The New York Trilogy

(by Paul Auster)

Detective stories are generally about a protagonist figuring something out: a detective solving a crime, catching a criminal, figuring out the “how” or “why” of some mysterious event. But the three novellas in The New York Trilogy aren’t that kind of detective story: indeed, only one of them features a protagonist who is a private investigator by trade. Characters find things out in these novellas, but plenty of mysteries remain—and the central events and emotions of the plot aren’t tied to protagonists to finding things out but rather to protagonists losing themselves, by chance or fate, in something totally unexpected.

In “City of Glass,” Daniel Quinn is a writer of crime novels who finds himself acting as an investigator on a whim, after he picks up a wrong-number phone call where the caller is looking for a detective named Paul Auster.
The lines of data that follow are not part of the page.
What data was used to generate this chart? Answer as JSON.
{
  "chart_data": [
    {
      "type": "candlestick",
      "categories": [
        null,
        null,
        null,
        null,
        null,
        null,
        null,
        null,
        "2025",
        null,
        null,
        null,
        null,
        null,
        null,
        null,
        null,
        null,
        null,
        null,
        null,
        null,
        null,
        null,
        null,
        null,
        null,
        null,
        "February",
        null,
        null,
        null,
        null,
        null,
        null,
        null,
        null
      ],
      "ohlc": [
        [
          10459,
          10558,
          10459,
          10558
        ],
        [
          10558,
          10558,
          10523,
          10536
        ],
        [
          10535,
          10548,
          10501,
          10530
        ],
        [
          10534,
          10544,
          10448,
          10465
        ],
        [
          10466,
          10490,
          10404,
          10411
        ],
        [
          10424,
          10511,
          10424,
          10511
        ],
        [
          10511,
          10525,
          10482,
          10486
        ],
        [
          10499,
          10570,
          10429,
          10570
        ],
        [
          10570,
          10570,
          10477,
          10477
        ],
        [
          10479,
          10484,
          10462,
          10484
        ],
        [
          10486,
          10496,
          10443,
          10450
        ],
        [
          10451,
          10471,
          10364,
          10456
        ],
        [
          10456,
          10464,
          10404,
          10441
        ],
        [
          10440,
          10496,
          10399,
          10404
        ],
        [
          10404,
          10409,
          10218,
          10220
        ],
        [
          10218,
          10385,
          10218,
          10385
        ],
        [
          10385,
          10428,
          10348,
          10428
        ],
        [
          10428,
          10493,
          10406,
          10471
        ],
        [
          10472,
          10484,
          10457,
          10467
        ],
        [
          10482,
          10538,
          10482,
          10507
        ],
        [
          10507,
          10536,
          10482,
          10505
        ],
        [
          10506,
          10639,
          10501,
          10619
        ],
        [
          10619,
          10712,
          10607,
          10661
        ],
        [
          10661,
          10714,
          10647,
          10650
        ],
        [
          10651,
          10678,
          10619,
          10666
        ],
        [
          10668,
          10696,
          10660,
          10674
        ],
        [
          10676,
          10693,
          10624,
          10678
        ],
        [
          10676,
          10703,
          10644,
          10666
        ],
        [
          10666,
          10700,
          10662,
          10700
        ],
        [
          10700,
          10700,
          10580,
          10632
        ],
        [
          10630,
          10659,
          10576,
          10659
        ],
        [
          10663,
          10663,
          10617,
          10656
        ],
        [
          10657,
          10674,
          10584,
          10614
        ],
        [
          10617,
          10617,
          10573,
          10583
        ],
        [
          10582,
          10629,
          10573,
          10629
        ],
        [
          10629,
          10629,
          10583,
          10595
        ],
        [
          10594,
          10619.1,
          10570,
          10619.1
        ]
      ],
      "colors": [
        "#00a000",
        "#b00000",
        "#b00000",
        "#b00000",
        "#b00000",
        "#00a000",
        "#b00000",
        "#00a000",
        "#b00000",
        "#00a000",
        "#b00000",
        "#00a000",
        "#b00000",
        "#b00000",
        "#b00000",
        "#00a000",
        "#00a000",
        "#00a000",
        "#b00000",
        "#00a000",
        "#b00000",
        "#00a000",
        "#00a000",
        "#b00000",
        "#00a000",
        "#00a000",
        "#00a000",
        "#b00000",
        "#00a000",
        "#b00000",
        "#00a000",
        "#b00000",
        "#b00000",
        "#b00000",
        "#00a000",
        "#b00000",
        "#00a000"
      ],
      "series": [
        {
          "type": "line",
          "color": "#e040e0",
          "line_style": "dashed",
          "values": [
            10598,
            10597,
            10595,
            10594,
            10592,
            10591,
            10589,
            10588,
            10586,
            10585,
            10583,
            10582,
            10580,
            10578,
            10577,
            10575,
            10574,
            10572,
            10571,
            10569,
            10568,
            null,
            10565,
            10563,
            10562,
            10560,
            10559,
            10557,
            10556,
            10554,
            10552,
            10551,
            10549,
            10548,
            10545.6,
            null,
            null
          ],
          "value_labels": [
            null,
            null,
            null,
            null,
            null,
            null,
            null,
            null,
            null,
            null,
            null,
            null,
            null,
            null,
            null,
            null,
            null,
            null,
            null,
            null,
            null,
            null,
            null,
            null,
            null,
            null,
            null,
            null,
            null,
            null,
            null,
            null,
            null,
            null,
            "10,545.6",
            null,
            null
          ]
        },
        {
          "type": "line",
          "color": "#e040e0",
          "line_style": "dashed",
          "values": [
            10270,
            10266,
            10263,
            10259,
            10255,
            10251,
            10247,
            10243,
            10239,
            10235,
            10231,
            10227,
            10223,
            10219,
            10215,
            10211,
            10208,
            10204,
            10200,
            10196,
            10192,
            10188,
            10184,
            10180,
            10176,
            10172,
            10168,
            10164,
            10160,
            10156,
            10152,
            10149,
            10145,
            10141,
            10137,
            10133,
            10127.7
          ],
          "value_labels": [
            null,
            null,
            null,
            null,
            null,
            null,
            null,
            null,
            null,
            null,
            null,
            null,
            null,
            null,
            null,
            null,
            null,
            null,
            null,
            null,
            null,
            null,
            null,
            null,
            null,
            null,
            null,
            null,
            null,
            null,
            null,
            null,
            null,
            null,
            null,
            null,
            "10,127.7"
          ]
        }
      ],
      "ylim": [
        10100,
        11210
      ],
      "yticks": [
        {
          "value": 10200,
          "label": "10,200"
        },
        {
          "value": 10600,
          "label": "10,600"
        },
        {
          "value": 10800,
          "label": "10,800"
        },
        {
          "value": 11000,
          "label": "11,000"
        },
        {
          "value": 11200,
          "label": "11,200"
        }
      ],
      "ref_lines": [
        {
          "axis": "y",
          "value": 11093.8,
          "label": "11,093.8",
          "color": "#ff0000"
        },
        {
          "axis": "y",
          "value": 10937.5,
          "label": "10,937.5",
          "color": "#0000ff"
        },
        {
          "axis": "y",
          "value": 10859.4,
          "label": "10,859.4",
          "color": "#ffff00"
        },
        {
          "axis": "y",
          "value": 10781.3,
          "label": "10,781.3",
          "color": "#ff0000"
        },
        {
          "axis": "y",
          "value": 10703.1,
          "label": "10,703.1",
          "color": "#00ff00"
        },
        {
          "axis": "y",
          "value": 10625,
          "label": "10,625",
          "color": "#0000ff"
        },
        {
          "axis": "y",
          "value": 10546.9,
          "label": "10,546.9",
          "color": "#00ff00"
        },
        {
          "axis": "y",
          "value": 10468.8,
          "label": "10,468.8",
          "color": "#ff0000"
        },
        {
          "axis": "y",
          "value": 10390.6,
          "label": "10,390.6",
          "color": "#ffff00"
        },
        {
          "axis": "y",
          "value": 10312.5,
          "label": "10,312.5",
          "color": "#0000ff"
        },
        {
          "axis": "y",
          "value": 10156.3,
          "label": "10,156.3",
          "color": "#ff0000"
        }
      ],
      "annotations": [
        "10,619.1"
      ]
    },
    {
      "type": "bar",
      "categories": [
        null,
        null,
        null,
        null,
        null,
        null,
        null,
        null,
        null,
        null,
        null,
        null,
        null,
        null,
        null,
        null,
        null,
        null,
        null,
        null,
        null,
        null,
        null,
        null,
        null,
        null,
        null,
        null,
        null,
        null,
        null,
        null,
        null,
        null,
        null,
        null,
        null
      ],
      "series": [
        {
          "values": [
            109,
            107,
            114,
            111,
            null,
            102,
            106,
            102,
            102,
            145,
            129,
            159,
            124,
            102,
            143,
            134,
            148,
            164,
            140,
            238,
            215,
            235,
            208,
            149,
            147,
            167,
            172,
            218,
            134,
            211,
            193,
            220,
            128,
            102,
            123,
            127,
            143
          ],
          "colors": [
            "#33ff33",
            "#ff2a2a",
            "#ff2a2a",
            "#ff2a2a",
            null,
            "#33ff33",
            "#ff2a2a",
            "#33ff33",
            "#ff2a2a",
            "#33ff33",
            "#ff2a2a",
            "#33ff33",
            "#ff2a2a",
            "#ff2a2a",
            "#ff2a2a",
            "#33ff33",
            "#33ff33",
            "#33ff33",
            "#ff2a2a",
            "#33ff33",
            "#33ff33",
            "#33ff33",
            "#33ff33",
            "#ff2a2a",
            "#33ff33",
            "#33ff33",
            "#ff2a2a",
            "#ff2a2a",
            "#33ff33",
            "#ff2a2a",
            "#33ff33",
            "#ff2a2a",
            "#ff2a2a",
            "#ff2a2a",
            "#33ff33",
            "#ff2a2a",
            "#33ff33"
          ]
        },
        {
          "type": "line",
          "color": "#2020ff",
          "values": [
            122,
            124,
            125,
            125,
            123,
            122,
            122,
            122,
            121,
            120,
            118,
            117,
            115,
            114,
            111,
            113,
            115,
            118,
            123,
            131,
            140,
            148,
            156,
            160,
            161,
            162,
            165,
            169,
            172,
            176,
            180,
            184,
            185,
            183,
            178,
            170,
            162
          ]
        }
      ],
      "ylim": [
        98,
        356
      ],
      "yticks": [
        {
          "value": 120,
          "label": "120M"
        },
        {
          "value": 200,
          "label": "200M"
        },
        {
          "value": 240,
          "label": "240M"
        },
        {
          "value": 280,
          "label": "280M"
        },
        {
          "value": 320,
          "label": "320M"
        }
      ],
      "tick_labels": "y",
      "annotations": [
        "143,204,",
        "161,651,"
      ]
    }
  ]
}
In “Ghosts,” Blue is actually an investigator, but finds his life changed when he takes a job that isn’t what he expected at all. And in “The Locked Room,” the narrator is a writer who finds himself unexpectedly serving as the literary executor for a childhood friend who’s disappeared—and whose life also changes radically as a result of the mystery he finds himself involved with. I think “Ghosts” was maybe my favorite of the three, followed by “City of Glass” and then “The Locked Room,” but each one is interesting, and I like the presence of New York throughout, how various characters walk through the city (which “City of Glass” describes as “an inexhaustible space, a labyrinth of endless steps”). One character sits outside in Brooklyn Heights at “the twilight hour of slow changes, of glowing bricks and shadows”; another character looks up at the sky above Manhattan and we get this: “Even on cloudless days, when the blue seemed to be everywhere, there were constant little shifts, gradual disturbances as the sky thinned out and grew thick, the sudden whitenesses of planes, birds, and flying papers.”

I also loved a page-long list that a character makes of blue things, white things, black things (this makes more sense in context, sort of, but it also feels like an excuse for Paul Auster to have written a very satisfying list that makes me think of Sei Shōnagon, and I do generally love lists). I think this is the first thing I’ve ever read by Auster, but I don’t think it will be the last.